Blasey Ford/Kavanaugh, Hill/Thomas

How did PolitiFact treat parallel allegations against Justice Kavanaugh when Christine Blasey Ford accused him of attempted rape? Both sides do it?

Not quite:
As senators weigh the Supreme Court nomination of Brett Kavanaugh amid allegations of sexual misconduct, many Americans are thinking back to a previous example of accusations against a Supreme Court nominee.
Instead of "both sides do it" PolitiFact offered us a frame telling us that Republicans are doing it again. Clarence Thomas, though black, represented male power, which back in the olden days could easily dismiss accusations from women such as Thomas' accuser, Anita Hill:
The 1991 hearing "exposed critical fault lines in the lived-experience of those at the crossroads of race and gender," said Deborah Douglas, a journalist and visiting professor at DePauw University. "Thomas, a black man, could evoke the image of a ‘high-tech lynching’ to plead both innocence and male privilege, trumping the lived experience of a woman who represents a class of woman, the black woman, arguably, the last thought in the American public imagination."

Though Ford is white, gender has played out similarly in both cases, said Douglas, who is African-American.
What's missing from PolitiFact's PolitiSplainer on Blasey Ford and Kavanaugh? PolitiFact offers no assessment of the strength of the evidence. The article notes Anita Hill supposedly had corroborating witnesses, but does nothing to emphasize that point of contrast with the Blasey Ford allegations. Blasey Ford had no helpful corroboration from the time period the incident allegedly occurred. And PolitiFact somehow fails to mention it.

PolitiFact's Reade/Biden story, in contrast, puts focus on the evidence, albeit with signs of bias against Reade.

Spinning the Reade Evidence

Regarding the Larry King Live episode where Reade's mother apparently talked to King about an incident regarding her daughter, PolitiFact left out details supporting Reade's account. PolitiFact allowed excessive doubt to hang over the idea that it was Reade's mother who called:
On April 24, the Intercept reported on an August 1993 Larry King Live episode in which a woman calls into the CNN show to discuss her daughter’s "problems" with a senator.
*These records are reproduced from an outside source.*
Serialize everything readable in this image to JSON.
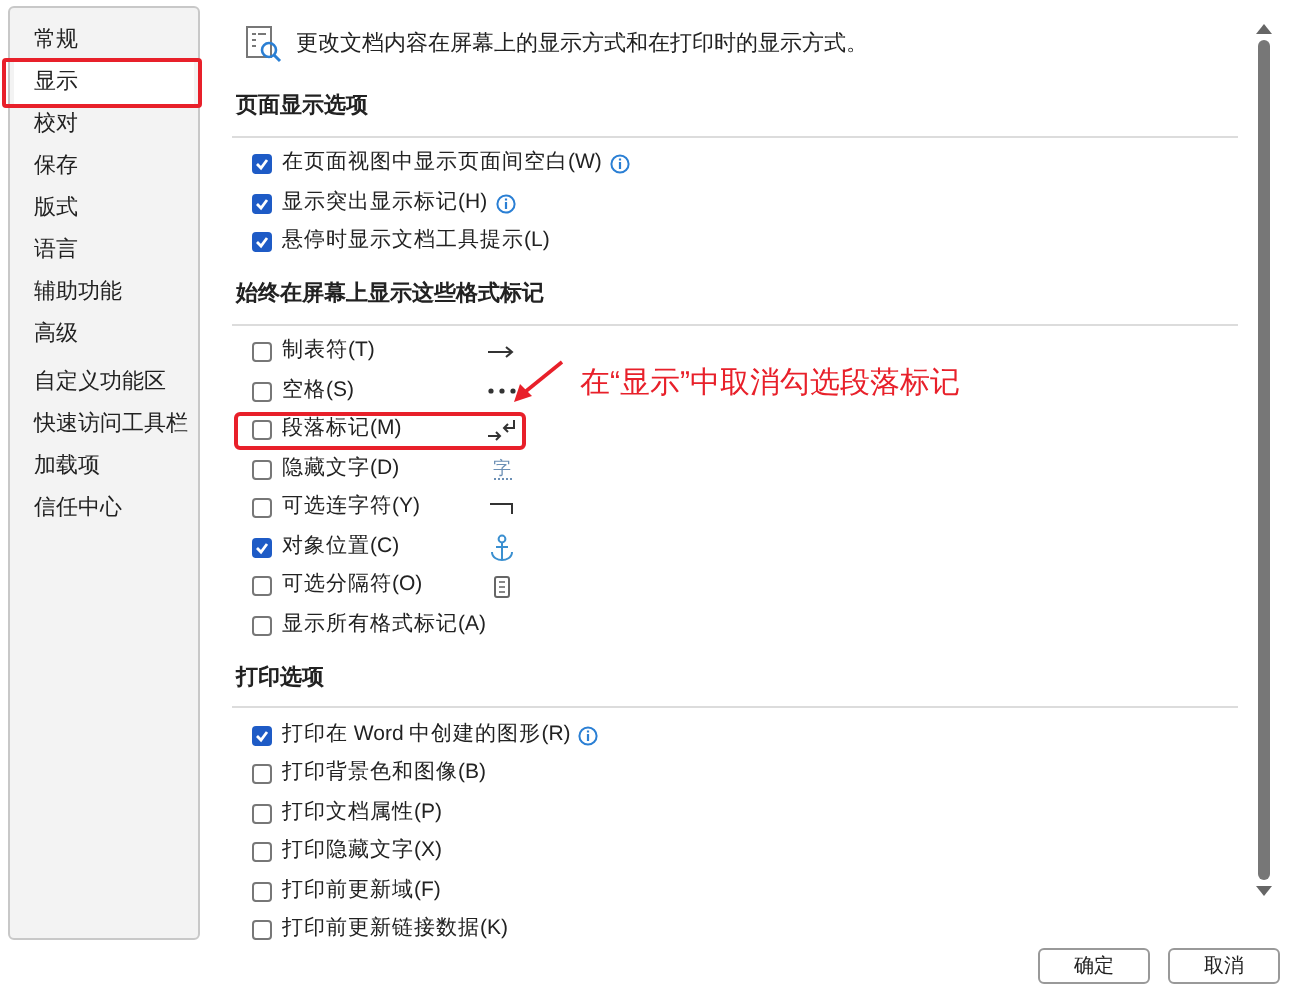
{
  "sidebar": {
    "items": [
      {
        "label": "常规",
        "selected": false,
        "circled": false
      },
      {
        "label": "显示",
        "selected": true,
        "circled": true
      },
      {
        "label": "校对",
        "selected": false,
        "circled": false
      },
      {
        "label": "保存",
        "selected": false,
        "circled": false
      },
      {
        "label": "版式",
        "selected": false,
        "circled": false
      },
      {
        "label": "语言",
        "selected": false,
        "circled": false
      },
      {
        "label": "辅助功能",
        "selected": false,
        "circled": false
      },
      {
        "label": "高级",
        "selected": false,
        "circled": false
      },
      {
        "label": "自定义功能区",
        "selected": false,
        "circled": false
      },
      {
        "label": "快速访问工具栏",
        "selected": false,
        "circled": false
      },
      {
        "label": "加载项",
        "selected": false,
        "circled": false
      },
      {
        "label": "信任中心",
        "selected": false,
        "circled": false
      }
    ]
  },
  "intro": "更改文档内容在屏幕上的显示方式和在打印时的显示方式。",
  "sections": [
    {
      "title": "页面显示选项",
      "kind": "plain",
      "options": [
        {
          "label": "在页面视图中显示页面间空白(W)",
          "checked": true,
          "info": true
        },
        {
          "label": "显示突出显示标记(H)",
          "checked": true,
          "info": true
        },
        {
          "label": "悬停时显示文档工具提示(L)",
          "checked": true,
          "info": false
        }
      ]
    },
    {
      "title": "始终在屏幕上显示这些格式标记",
      "kind": "marks",
      "options": [
        {
          "label": "制表符(T)",
          "checked": false,
          "info": false,
          "circled": false
        },
        {
          "label": "空格(S)",
          "checked": false,
          "info": false,
          "circled": false
        },
        {
          "label": "段落标记(M)",
          "checked": false,
          "info": false,
          "circled": true
        },
        {
          "label": "隐藏文字(D)",
          "checked": false,
          "info": false,
          "circled": false,
          "symbol": "字"
        },
        {
          "label": "可选连字符(Y)",
          "checked": false,
          "info": false,
          "circled": false
        },
        {
          "label": "对象位置(C)",
          "checked": true,
          "info": false,
          "circled": false
        },
        {
          "label": "可选分隔符(O)",
          "checked": false,
          "info": false,
          "circled": false
        },
        {
          "label": "显示所有格式标记(A)",
          "checked": false,
          "info": false,
          "circled": false
        }
      ]
    },
    {
      "title": "打印选项",
      "kind": "plain",
      "options": [
        {
          "label": "打印在 Word 中创建的图形(R)",
          "checked": true,
          "info": true
        },
        {
          "label": "打印背景色和图像(B)",
          "checked": false,
          "info": false
        },
        {
          "label": "打印文档属性(P)",
          "checked": false,
          "info": false
        },
        {
          "label": "打印隐藏文字(X)",
          "checked": false,
          "info": false
        },
        {
          "label": "打印前更新域(F)",
          "checked": false,
          "info": false
        },
        {
          "label": "打印前更新链接数据(K)",
          "checked": false,
          "info": false
        }
      ]
    }
  ],
  "annotation": "在“显示”中取消勾选段落标记",
  "buttons": [
    "确定",
    "取消"
  ]
}
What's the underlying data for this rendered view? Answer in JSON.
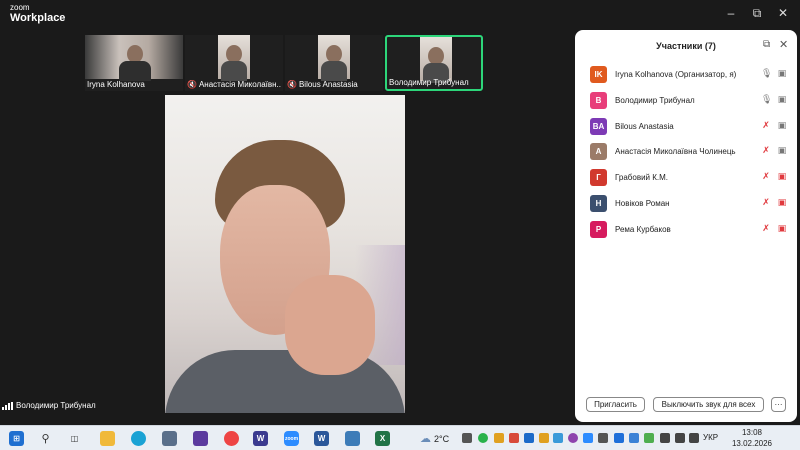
{
  "app": {
    "logo_top": "zoom",
    "logo_bottom": "Workplace"
  },
  "window_controls": [
    "minimize-icon",
    "restore-icon",
    "close-icon"
  ],
  "thumbnails": [
    {
      "name": "Iryna Kolhanova",
      "muted": false,
      "active": false
    },
    {
      "name": "Анастасія Миколаївн...",
      "muted": true,
      "active": false
    },
    {
      "name": "Bilous Anastasia",
      "muted": true,
      "active": false
    },
    {
      "name": "Володимир Трибунал",
      "muted": false,
      "active": true
    }
  ],
  "main_video": {
    "speaker_name": "Володимир Трибунал"
  },
  "participants": {
    "title": "Участники (7)",
    "items": [
      {
        "initials": "IK",
        "color": "#e05a1e",
        "name": "Iryna Kolhanova (Организатор, я)",
        "mic": "on",
        "video": "on"
      },
      {
        "initials": "В",
        "color": "#e83e7a",
        "name": "Володимир Трибунал",
        "mic": "on",
        "video": "on"
      },
      {
        "initials": "BA",
        "color": "#7d3ab5",
        "name": "Bilous Anastasia",
        "mic": "off",
        "video": "on"
      },
      {
        "initials": "А",
        "color": "#9b7b68",
        "name": "Анастасія Миколаївна Чолинець",
        "mic": "off",
        "video": "on"
      },
      {
        "initials": "Г",
        "color": "#d1392e",
        "name": "Грабовий К.М.",
        "mic": "off",
        "video": "off"
      },
      {
        "initials": "Н",
        "color": "#3b4f6e",
        "name": "Новіков Роман",
        "mic": "off",
        "video": "off"
      },
      {
        "initials": "Р",
        "color": "#d61b5e",
        "name": "Рема Курбаков",
        "mic": "off",
        "video": "off"
      }
    ],
    "invite_label": "Пригласить",
    "mute_all_label": "Выключить звук для всех",
    "more_label": "···"
  },
  "taskbar": {
    "weather_temp": "2°C",
    "language": "УКР",
    "time": "13:08",
    "date": "13.02.2026"
  }
}
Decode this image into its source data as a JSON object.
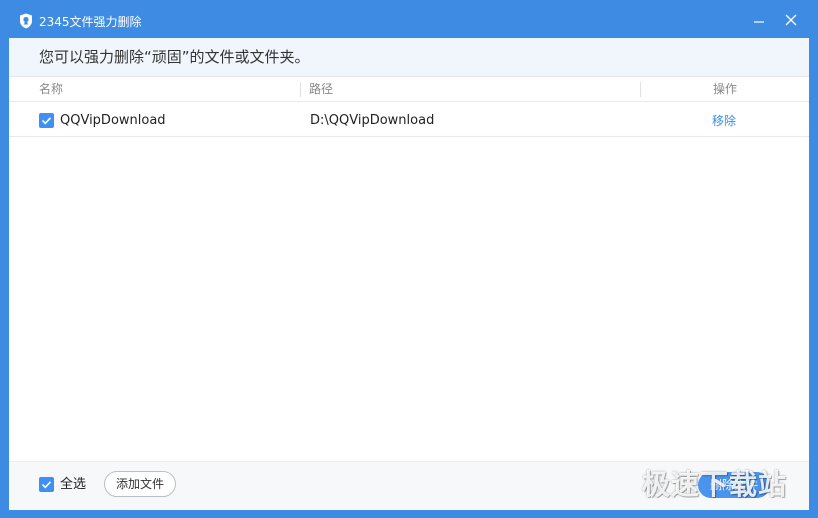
{
  "window": {
    "title": "2345文件强力删除",
    "icon": "shield-icon",
    "controls": [
      "minimize-icon",
      "close-icon"
    ]
  },
  "intro": {
    "text": "您可以强力删除“顽固”的文件或文件夹。"
  },
  "table": {
    "columns": [
      "名称",
      "路径",
      "操作"
    ],
    "rows": [
      {
        "checked": true,
        "name": "QQVipDownload",
        "path": "D:\\QQVipDownload",
        "action": "移除"
      }
    ]
  },
  "footer": {
    "select_all_label": "全选",
    "select_all_checked": true,
    "add_file_label": "添加文件",
    "delete_label": "删除文件"
  },
  "watermark": "极速下载站",
  "colors": {
    "titlebar": "#3d8be3",
    "accent": "#3f8ff5",
    "link": "#3a8ee6",
    "intro_bg": "#f1f6fd"
  }
}
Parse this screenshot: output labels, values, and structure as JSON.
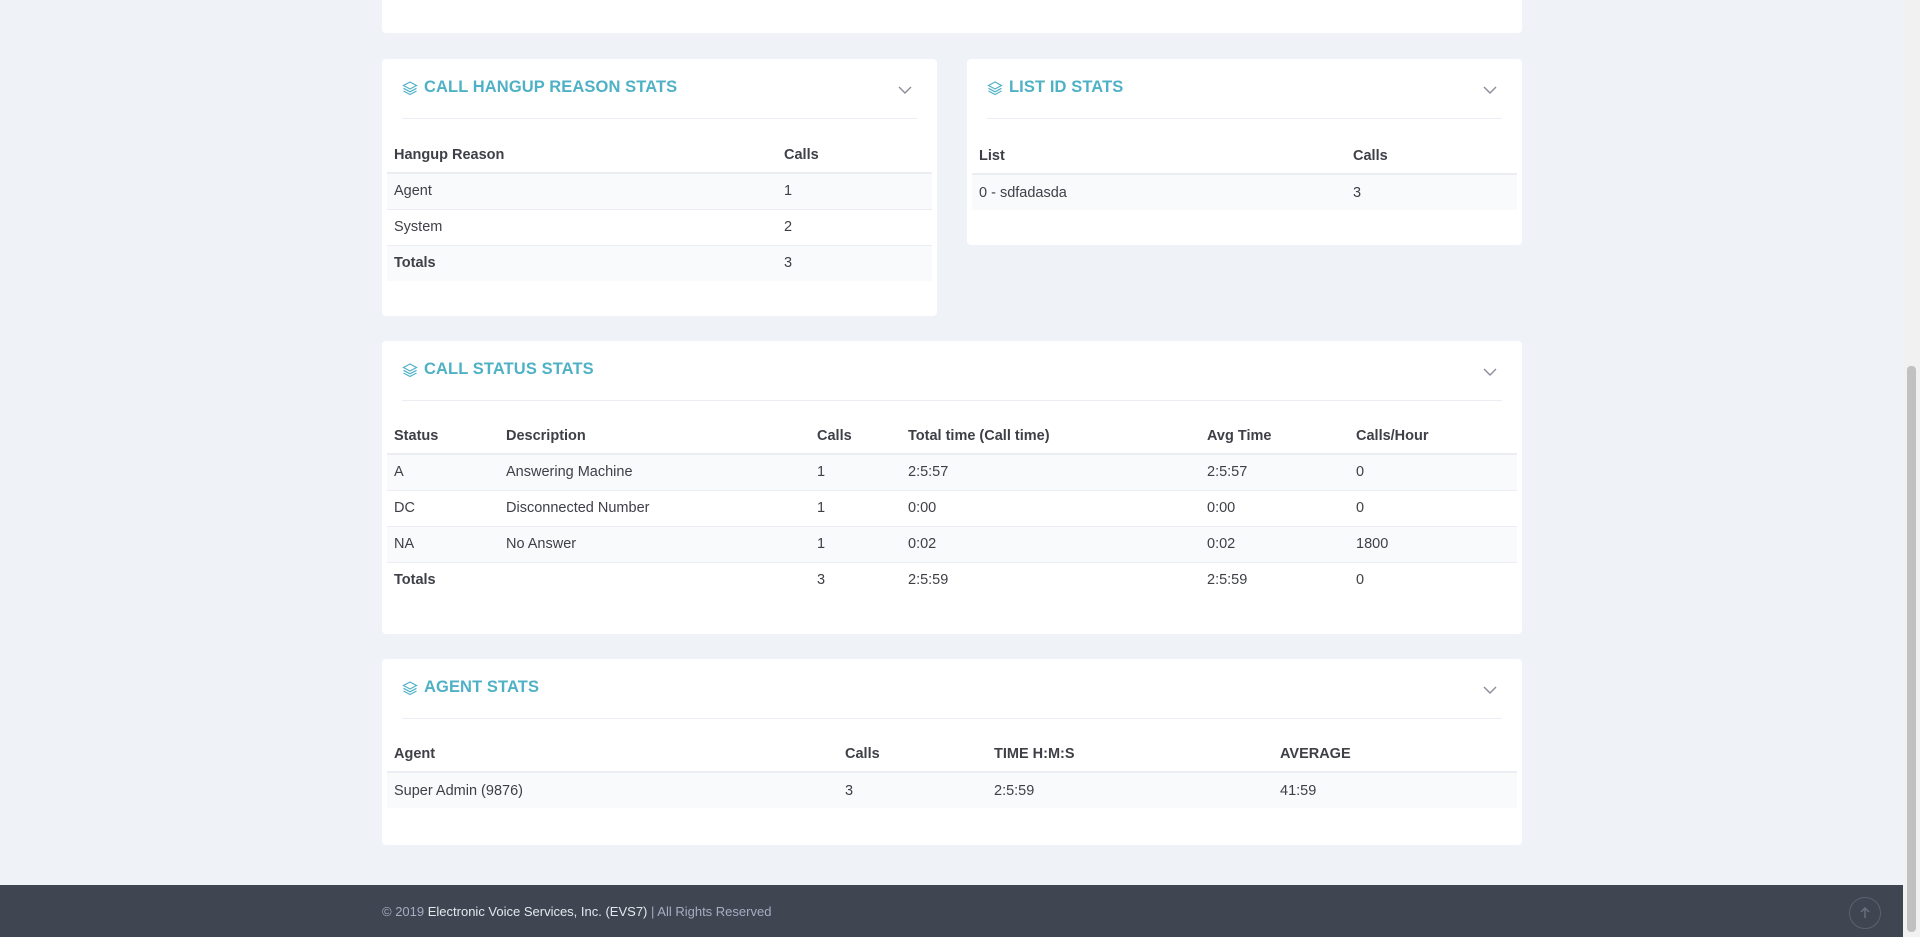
{
  "hangup_stats": {
    "title": "CALL HANGUP REASON STATS",
    "headers": [
      "Hangup Reason",
      "Calls"
    ],
    "rows": [
      [
        "Agent",
        "1"
      ],
      [
        "System",
        "2"
      ]
    ],
    "totals": [
      "Totals",
      "3"
    ]
  },
  "list_stats": {
    "title": "LIST ID STATS",
    "headers": [
      "List",
      "Calls"
    ],
    "rows": [
      [
        "0 - sdfadasda",
        "3"
      ]
    ]
  },
  "status_stats": {
    "title": "CALL STATUS STATS",
    "headers": [
      "Status",
      "Description",
      "Calls",
      "Total time (Call time)",
      "Avg Time",
      "Calls/Hour"
    ],
    "rows": [
      [
        "A",
        "Answering Machine",
        "1",
        "2:5:57",
        "2:5:57",
        "0"
      ],
      [
        "DC",
        "Disconnected Number",
        "1",
        "0:00",
        "0:00",
        "0"
      ],
      [
        "NA",
        "No Answer",
        "1",
        "0:02",
        "0:02",
        "1800"
      ]
    ],
    "totals": [
      "Totals",
      "",
      "3",
      "2:5:59",
      "2:5:59",
      "0"
    ]
  },
  "agent_stats": {
    "title": "AGENT STATS",
    "headers": [
      "Agent",
      "Calls",
      "TIME H:M:S",
      "AVERAGE"
    ],
    "rows": [
      [
        "Super Admin (9876)",
        "3",
        "2:5:59",
        "41:59"
      ]
    ]
  },
  "footer": {
    "prefix": "© 2019 ",
    "company": "Electronic Voice Services, Inc. (EVS7)",
    "suffix": " | All Rights Reserved"
  },
  "colors": {
    "accent": "#4fb1c5",
    "background": "#eff2f6",
    "footer": "#3f4651"
  }
}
Reade says that caller was her mother, who has since died.
So all we have is Reade's word for it?

No.

Circumstantial evidence PolitiFact left out strongly supports Reade's account. The time frame (1993) matches. PolitiFact mentions the call occurred in 1993 but does not remind readers how this helps support Reade's account.

More importantly, the show identified the caller with the town San Luis Obispo. That's where Reade's mother lived (The Tribune, San Luis Obispo).
The woman who says former Vice President Joe Biden sexually assaulted her in 1993 used to live in Morro Bay and apparently returned here shortly after the alleged incident.

Video uncovered over the weekend and first reported by The Intercept shows an August 1993 segment on CNN’s “Larry King Live” in which a caller from San Luis Obispo County later confirmed by media outlets to be the mother of former Biden staffer Tara Reade appears to confirm that Reade had told her mother of an alleged sexual assault by Biden, who is the Democratic Party’s presumptive nominee for president.

Read more here: https://www.sanluisobispo.com/news/local/article242343826.html#storylink=cpy
PolitiFact saw no reason for its readers to know that.

Note the story we quoted from The Tribune ran on April 28, 2020. PolitiFact's fact check published on April 30, 2020. In fact, CNN had reported the San Luis Obispo connection on April 25, 2020. And PolitiFact doesn't have it figured out by April 30?

Can an unbiased source leave out something like that?

When PolitiFact assures its readers it is unbiased it is lying to them, if not to itself.